1 ###EXTRACT THE LINE STARTING FROM MAXID UP TO LAST AND SAVE TO DESTFILE
2 ###DELETE DESTFILE FIRST IF EXIST
3 try:
4   os.remove(destfile)
5 except OSError:
6   pass
7 if int(line) != 0:
8   eee = ("sed -n '" + str(line) + "," + str(lastline) + "p;" + str(endline) + "q' " + insertfile + " > " + destfile)
9   os.system(eee)
10 else:
11  print('LINE is equal or greater than COUNTLINE.......')
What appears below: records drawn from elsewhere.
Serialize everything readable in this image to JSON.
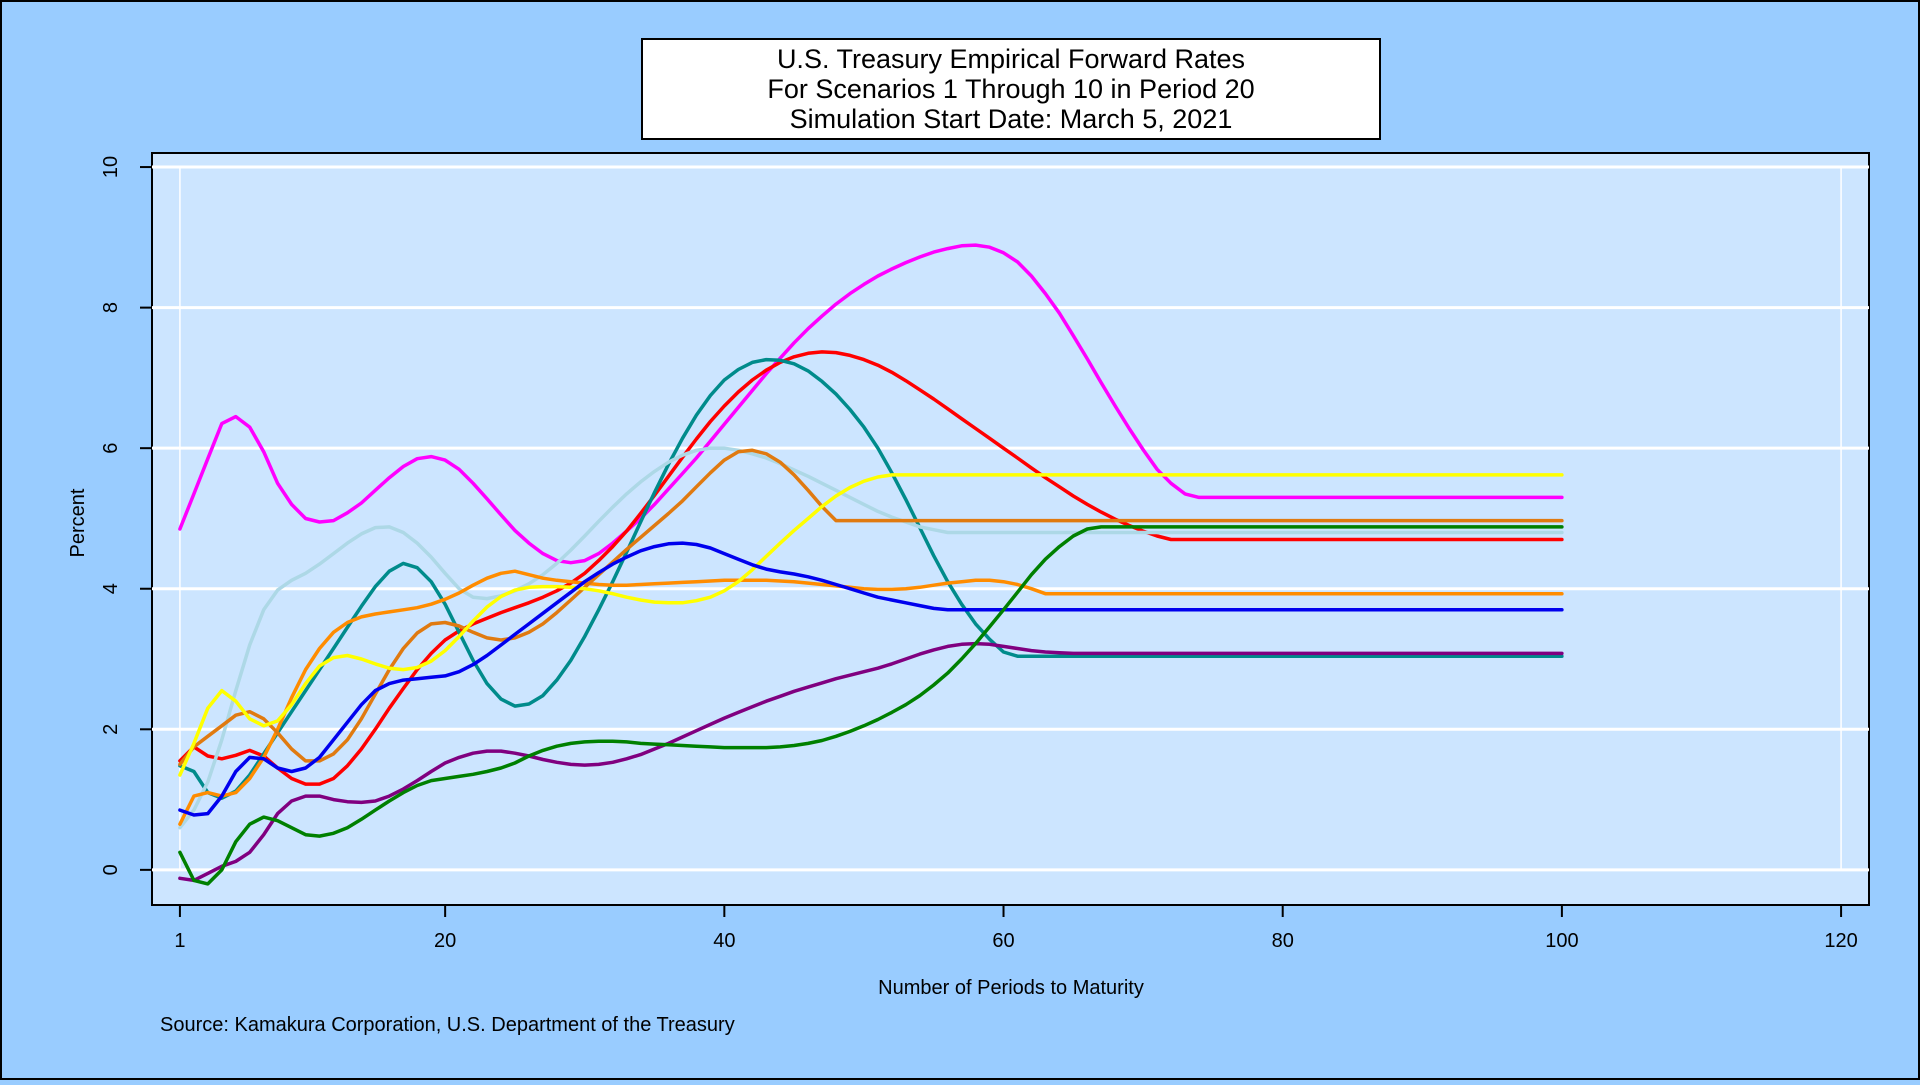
{
  "chart_data": {
    "type": "line",
    "title": [
      "U.S. Treasury Empirical Forward Rates",
      "For Scenarios 1 Through 10 in Period 20",
      "Simulation Start Date: March 5, 2021"
    ],
    "xlabel": "Number of Periods to Maturity",
    "ylabel": "Percent",
    "source": "Source: Kamakura Corporation, U.S. Department of the Treasury",
    "xlim": [
      -1,
      122
    ],
    "ylim": [
      -0.5,
      10.2
    ],
    "xticks": [
      1,
      20,
      40,
      60,
      80,
      100,
      120
    ],
    "yticks": [
      0,
      2,
      4,
      6,
      8,
      10
    ],
    "grid": true,
    "legend": "none",
    "x": [
      1,
      2,
      3,
      4,
      5,
      6,
      7,
      8,
      9,
      10,
      11,
      12,
      13,
      14,
      15,
      16,
      17,
      18,
      19,
      20,
      21,
      22,
      23,
      24,
      25,
      26,
      27,
      28,
      29,
      30,
      31,
      32,
      33,
      34,
      35,
      36,
      37,
      38,
      39,
      40,
      41,
      42,
      43,
      44,
      45,
      46,
      47,
      48,
      49,
      50,
      51,
      52,
      53,
      54,
      55,
      56,
      57,
      58,
      59,
      60,
      61,
      62,
      63,
      64,
      65,
      66,
      67,
      68,
      69,
      70,
      71,
      72,
      73,
      74,
      75,
      76,
      77,
      78,
      79,
      80,
      81,
      82,
      83,
      84,
      85,
      86,
      87,
      88,
      89,
      90,
      91,
      92,
      93,
      94,
      95,
      96,
      97,
      98,
      99,
      100
    ],
    "series": [
      {
        "color": "#ff00ff",
        "values": [
          4.85,
          5.35,
          5.85,
          6.35,
          6.45,
          6.3,
          5.95,
          5.5,
          5.2,
          5.0,
          4.95,
          4.97,
          5.08,
          5.22,
          5.4,
          5.58,
          5.74,
          5.85,
          5.88,
          5.83,
          5.7,
          5.5,
          5.28,
          5.05,
          4.83,
          4.65,
          4.5,
          4.4,
          4.37,
          4.4,
          4.5,
          4.65,
          4.82,
          5.0,
          5.2,
          5.42,
          5.64,
          5.86,
          6.1,
          6.34,
          6.58,
          6.82,
          7.06,
          7.28,
          7.5,
          7.7,
          7.88,
          8.05,
          8.2,
          8.33,
          8.45,
          8.55,
          8.64,
          8.72,
          8.79,
          8.84,
          8.88,
          8.89,
          8.86,
          8.78,
          8.65,
          8.45,
          8.2,
          7.92,
          7.6,
          7.27,
          6.93,
          6.6,
          6.28,
          5.98,
          5.7,
          5.5,
          5.35,
          5.3,
          5.3,
          5.3,
          5.3,
          5.3,
          5.3,
          5.3,
          5.3,
          5.3,
          5.3,
          5.3,
          5.3,
          5.3,
          5.3,
          5.3,
          5.3,
          5.3,
          5.3,
          5.3,
          5.3,
          5.3,
          5.3,
          5.3,
          5.3,
          5.3,
          5.3,
          5.3
        ]
      },
      {
        "color": "#ff0000",
        "values": [
          1.55,
          1.75,
          1.62,
          1.58,
          1.63,
          1.7,
          1.62,
          1.45,
          1.3,
          1.22,
          1.22,
          1.3,
          1.48,
          1.72,
          2.0,
          2.3,
          2.58,
          2.85,
          3.08,
          3.27,
          3.4,
          3.5,
          3.58,
          3.66,
          3.73,
          3.8,
          3.88,
          3.97,
          4.08,
          4.22,
          4.4,
          4.6,
          4.82,
          5.07,
          5.33,
          5.6,
          5.87,
          6.13,
          6.38,
          6.6,
          6.8,
          6.97,
          7.11,
          7.22,
          7.3,
          7.35,
          7.37,
          7.36,
          7.32,
          7.26,
          7.18,
          7.08,
          6.96,
          6.83,
          6.7,
          6.56,
          6.42,
          6.28,
          6.14,
          6.0,
          5.86,
          5.72,
          5.58,
          5.45,
          5.32,
          5.2,
          5.09,
          4.99,
          4.9,
          4.82,
          4.75,
          4.7,
          4.7,
          4.7,
          4.7,
          4.7,
          4.7,
          4.7,
          4.7,
          4.7,
          4.7,
          4.7,
          4.7,
          4.7,
          4.7,
          4.7,
          4.7,
          4.7,
          4.7,
          4.7,
          4.7,
          4.7,
          4.7,
          4.7,
          4.7,
          4.7,
          4.7,
          4.7,
          4.7,
          4.7
        ]
      },
      {
        "color": "#008b8b",
        "values": [
          1.48,
          1.4,
          1.1,
          1.02,
          1.12,
          1.35,
          1.65,
          1.95,
          2.25,
          2.55,
          2.85,
          3.15,
          3.45,
          3.75,
          4.03,
          4.25,
          4.36,
          4.3,
          4.1,
          3.78,
          3.38,
          2.98,
          2.65,
          2.43,
          2.33,
          2.36,
          2.48,
          2.7,
          2.98,
          3.32,
          3.7,
          4.1,
          4.52,
          4.95,
          5.37,
          5.77,
          6.14,
          6.47,
          6.75,
          6.97,
          7.12,
          7.22,
          7.26,
          7.25,
          7.2,
          7.1,
          6.95,
          6.77,
          6.55,
          6.3,
          6.0,
          5.65,
          5.27,
          4.87,
          4.47,
          4.1,
          3.78,
          3.5,
          3.28,
          3.1,
          3.04,
          3.04,
          3.04,
          3.04,
          3.04,
          3.04,
          3.04,
          3.04,
          3.04,
          3.04,
          3.04,
          3.04,
          3.04,
          3.04,
          3.04,
          3.04,
          3.04,
          3.04,
          3.04,
          3.04,
          3.04,
          3.04,
          3.04,
          3.04,
          3.04,
          3.04,
          3.04,
          3.04,
          3.04,
          3.04,
          3.04,
          3.04,
          3.04,
          3.04,
          3.04,
          3.04,
          3.04,
          3.04,
          3.04,
          3.04
        ]
      },
      {
        "color": "#add8e6",
        "values": [
          0.6,
          0.85,
          1.25,
          1.85,
          2.55,
          3.2,
          3.7,
          3.98,
          4.12,
          4.22,
          4.35,
          4.5,
          4.65,
          4.78,
          4.87,
          4.88,
          4.8,
          4.65,
          4.45,
          4.22,
          4.0,
          3.88,
          3.86,
          3.9,
          3.97,
          4.07,
          4.2,
          4.36,
          4.55,
          4.75,
          4.96,
          5.16,
          5.35,
          5.52,
          5.67,
          5.8,
          5.9,
          5.97,
          6.0,
          6.0,
          5.97,
          5.92,
          5.86,
          5.78,
          5.69,
          5.6,
          5.5,
          5.4,
          5.3,
          5.2,
          5.1,
          5.02,
          4.95,
          4.88,
          4.84,
          4.8,
          4.8,
          4.8,
          4.8,
          4.8,
          4.8,
          4.8,
          4.8,
          4.8,
          4.8,
          4.8,
          4.8,
          4.8,
          4.8,
          4.8,
          4.8,
          4.8,
          4.8,
          4.8,
          4.8,
          4.8,
          4.8,
          4.8,
          4.8,
          4.8,
          4.8,
          4.8,
          4.8,
          4.8,
          4.8,
          4.8,
          4.8,
          4.8,
          4.8,
          4.8,
          4.8,
          4.8,
          4.8,
          4.8,
          4.8,
          4.8,
          4.8,
          4.8,
          4.8,
          4.8
        ]
      },
      {
        "color": "#ff8c00",
        "values": [
          0.65,
          1.05,
          1.1,
          1.05,
          1.1,
          1.3,
          1.6,
          2.0,
          2.45,
          2.85,
          3.15,
          3.38,
          3.52,
          3.6,
          3.64,
          3.67,
          3.7,
          3.73,
          3.78,
          3.85,
          3.94,
          4.05,
          4.15,
          4.22,
          4.25,
          4.2,
          4.15,
          4.12,
          4.1,
          4.08,
          4.06,
          4.05,
          4.05,
          4.06,
          4.07,
          4.08,
          4.09,
          4.1,
          4.11,
          4.12,
          4.12,
          4.12,
          4.12,
          4.11,
          4.1,
          4.08,
          4.06,
          4.04,
          4.02,
          4.0,
          3.99,
          3.99,
          4.0,
          4.02,
          4.05,
          4.08,
          4.1,
          4.12,
          4.12,
          4.1,
          4.06,
          4.0,
          3.93,
          3.93,
          3.93,
          3.93,
          3.93,
          3.93,
          3.93,
          3.93,
          3.93,
          3.93,
          3.93,
          3.93,
          3.93,
          3.93,
          3.93,
          3.93,
          3.93,
          3.93,
          3.93,
          3.93,
          3.93,
          3.93,
          3.93,
          3.93,
          3.93,
          3.93,
          3.93,
          3.93,
          3.93,
          3.93,
          3.93,
          3.93,
          3.93,
          3.93,
          3.93,
          3.93,
          3.93,
          3.93
        ]
      },
      {
        "color": "#e07a10",
        "values": [
          1.5,
          1.75,
          1.9,
          2.05,
          2.2,
          2.25,
          2.15,
          1.95,
          1.72,
          1.55,
          1.55,
          1.65,
          1.85,
          2.15,
          2.5,
          2.85,
          3.15,
          3.37,
          3.5,
          3.52,
          3.47,
          3.38,
          3.3,
          3.27,
          3.3,
          3.38,
          3.5,
          3.66,
          3.84,
          4.02,
          4.2,
          4.38,
          4.56,
          4.73,
          4.9,
          5.07,
          5.25,
          5.45,
          5.65,
          5.83,
          5.95,
          5.97,
          5.92,
          5.8,
          5.62,
          5.4,
          5.17,
          4.97,
          4.97,
          4.97,
          4.97,
          4.97,
          4.97,
          4.97,
          4.97,
          4.97,
          4.97,
          4.97,
          4.97,
          4.97,
          4.97,
          4.97,
          4.97,
          4.97,
          4.97,
          4.97,
          4.97,
          4.97,
          4.97,
          4.97,
          4.97,
          4.97,
          4.97,
          4.97,
          4.97,
          4.97,
          4.97,
          4.97,
          4.97,
          4.97,
          4.97,
          4.97,
          4.97,
          4.97,
          4.97,
          4.97,
          4.97,
          4.97,
          4.97,
          4.97,
          4.97,
          4.97,
          4.97,
          4.97,
          4.97,
          4.97,
          4.97,
          4.97,
          4.97,
          4.97
        ]
      },
      {
        "color": "#ffff00",
        "values": [
          1.35,
          1.8,
          2.3,
          2.55,
          2.4,
          2.15,
          2.05,
          2.12,
          2.35,
          2.65,
          2.9,
          3.02,
          3.05,
          3.0,
          2.93,
          2.87,
          2.85,
          2.88,
          2.97,
          3.12,
          3.32,
          3.54,
          3.74,
          3.89,
          3.98,
          4.02,
          4.03,
          4.03,
          4.02,
          4.0,
          3.97,
          3.93,
          3.88,
          3.84,
          3.81,
          3.8,
          3.8,
          3.83,
          3.88,
          3.97,
          4.1,
          4.27,
          4.46,
          4.65,
          4.83,
          5.0,
          5.17,
          5.32,
          5.44,
          5.53,
          5.59,
          5.62,
          5.62,
          5.62,
          5.62,
          5.62,
          5.62,
          5.62,
          5.62,
          5.62,
          5.62,
          5.62,
          5.62,
          5.62,
          5.62,
          5.62,
          5.62,
          5.62,
          5.62,
          5.62,
          5.62,
          5.62,
          5.62,
          5.62,
          5.62,
          5.62,
          5.62,
          5.62,
          5.62,
          5.62,
          5.62,
          5.62,
          5.62,
          5.62,
          5.62,
          5.62,
          5.62,
          5.62,
          5.62,
          5.62,
          5.62,
          5.62,
          5.62,
          5.62,
          5.62,
          5.62,
          5.62,
          5.62,
          5.62,
          5.62
        ]
      },
      {
        "color": "#0000ee",
        "values": [
          0.85,
          0.78,
          0.8,
          1.05,
          1.4,
          1.6,
          1.58,
          1.45,
          1.4,
          1.45,
          1.6,
          1.85,
          2.1,
          2.35,
          2.55,
          2.65,
          2.7,
          2.72,
          2.74,
          2.76,
          2.82,
          2.92,
          3.05,
          3.2,
          3.35,
          3.5,
          3.65,
          3.8,
          3.95,
          4.1,
          4.23,
          4.35,
          4.45,
          4.54,
          4.6,
          4.64,
          4.65,
          4.63,
          4.58,
          4.5,
          4.42,
          4.34,
          4.28,
          4.24,
          4.21,
          4.17,
          4.12,
          4.06,
          4.0,
          3.94,
          3.88,
          3.84,
          3.8,
          3.76,
          3.72,
          3.7,
          3.7,
          3.7,
          3.7,
          3.7,
          3.7,
          3.7,
          3.7,
          3.7,
          3.7,
          3.7,
          3.7,
          3.7,
          3.7,
          3.7,
          3.7,
          3.7,
          3.7,
          3.7,
          3.7,
          3.7,
          3.7,
          3.7,
          3.7,
          3.7,
          3.7,
          3.7,
          3.7,
          3.7,
          3.7,
          3.7,
          3.7,
          3.7,
          3.7,
          3.7,
          3.7,
          3.7,
          3.7,
          3.7,
          3.7,
          3.7,
          3.7,
          3.7,
          3.7,
          3.7
        ]
      },
      {
        "color": "#800080",
        "values": [
          -0.12,
          -0.15,
          -0.05,
          0.05,
          0.12,
          0.25,
          0.5,
          0.8,
          0.98,
          1.05,
          1.05,
          1.0,
          0.97,
          0.96,
          0.98,
          1.05,
          1.15,
          1.27,
          1.4,
          1.52,
          1.6,
          1.66,
          1.69,
          1.69,
          1.66,
          1.62,
          1.57,
          1.53,
          1.5,
          1.49,
          1.5,
          1.53,
          1.58,
          1.64,
          1.72,
          1.8,
          1.89,
          1.98,
          2.07,
          2.16,
          2.24,
          2.32,
          2.4,
          2.47,
          2.54,
          2.6,
          2.66,
          2.72,
          2.77,
          2.82,
          2.87,
          2.93,
          3.0,
          3.07,
          3.13,
          3.18,
          3.21,
          3.22,
          3.21,
          3.18,
          3.15,
          3.12,
          3.1,
          3.09,
          3.08,
          3.08,
          3.08,
          3.08,
          3.08,
          3.08,
          3.08,
          3.08,
          3.08,
          3.08,
          3.08,
          3.08,
          3.08,
          3.08,
          3.08,
          3.08,
          3.08,
          3.08,
          3.08,
          3.08,
          3.08,
          3.08,
          3.08,
          3.08,
          3.08,
          3.08,
          3.08,
          3.08,
          3.08,
          3.08,
          3.08,
          3.08,
          3.08,
          3.08,
          3.08,
          3.08
        ]
      },
      {
        "color": "#008000",
        "values": [
          0.25,
          -0.15,
          -0.2,
          0.0,
          0.4,
          0.65,
          0.75,
          0.7,
          0.6,
          0.5,
          0.48,
          0.52,
          0.6,
          0.72,
          0.85,
          0.98,
          1.1,
          1.2,
          1.27,
          1.3,
          1.33,
          1.36,
          1.4,
          1.45,
          1.52,
          1.62,
          1.7,
          1.76,
          1.8,
          1.82,
          1.83,
          1.83,
          1.82,
          1.8,
          1.79,
          1.78,
          1.77,
          1.76,
          1.75,
          1.74,
          1.74,
          1.74,
          1.74,
          1.75,
          1.77,
          1.8,
          1.84,
          1.9,
          1.97,
          2.05,
          2.14,
          2.24,
          2.35,
          2.48,
          2.63,
          2.8,
          3.0,
          3.22,
          3.46,
          3.7,
          3.95,
          4.2,
          4.42,
          4.6,
          4.75,
          4.85,
          4.88,
          4.88,
          4.88,
          4.88,
          4.88,
          4.88,
          4.88,
          4.88,
          4.88,
          4.88,
          4.88,
          4.88,
          4.88,
          4.88,
          4.88,
          4.88,
          4.88,
          4.88,
          4.88,
          4.88,
          4.88,
          4.88,
          4.88,
          4.88,
          4.88,
          4.88,
          4.88,
          4.88,
          4.88,
          4.88,
          4.88,
          4.88,
          4.88,
          4.88
        ]
      }
    ]
  }
}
JSON Lines Extraction And Saving To A File

1 ###EXTRACT THE LINE STARTING FROM MAXID UP TO LAST AND SAVE TO DESTFILE
2 ###DELETE DESTFILE FIRST IF EXIST

Lines 1 and 2 are just comments once again telling us that the said lines will extract certain line numbers from the source file and save it to a temp file. The temp file if it exists, will be deleted first before writing a new one.


3 try:
4   os.remove(destfile)
5 except OSError:
6   pass

Lines 3 to 6 are try lines. In python a try is a very useful command to be able to capture any errors and so that the script will not exit prematurely. If something will go wrong here, then do not exit just go to the other line. Of course this is a very simple deletion of the temp file, just to tell python that if the file does not exist then do not bother to exit, just continue on to the except line.


7 if int(line) != 0:
8   eee = ("sed -n '" + str(line) + "," + str(lastline) + "p;" + str(endline) + "q' " + insertfile + " > " + destfile)
9   os.system(eee)

Lines 7 to 9 are another error capturing lines that will catch all instances if in case the line variable is not equal to zero. This is a very inclusive line as only the value zero of the line variable can render this script not acting at this routine. This routine is another one-shot go using the sed command of the linux shell, extracting only specific JSON lines in the fastest way possible, the results of which will be saved into the destfile variable.

Once Line 9 is executed by python, we can be sure that the source file of multi-million lines of JSON blockchain records will only be extracted with 300 thousand lines and saved into a temp file.


10 else:
11  print('LINE is equal or greater than COUNTLINE.......')

Lines 10 to 11 are the executed routines if the value of the line variable is equal to zero, which will also mean that the database is still empty of course. We are just printing any info here of the line numbers.


JSON Lines Extraction Is Now Done

Up to this point we are finished with the gathering of lines from the source file so that whatever it will be, the next routines will just have to examine these lines one by one from a temp file as we tell python to insert and save it to the database.

By the way, we are placing the said temp file on a memory folder in linux (/dev/shm) to make it much much faster in reads and writes, very important in the overall approach for speed and stability.

These codes may seem long due to the explanations but actually these routines are so fast once executed. We will deal with the database manipulations on the next post, this time, in pure python.

Just imagine all these routines like climbing up a ladder, one step at a time; makes things much simpler.


“Anything Made By Men Can Be Fixed By Men…….”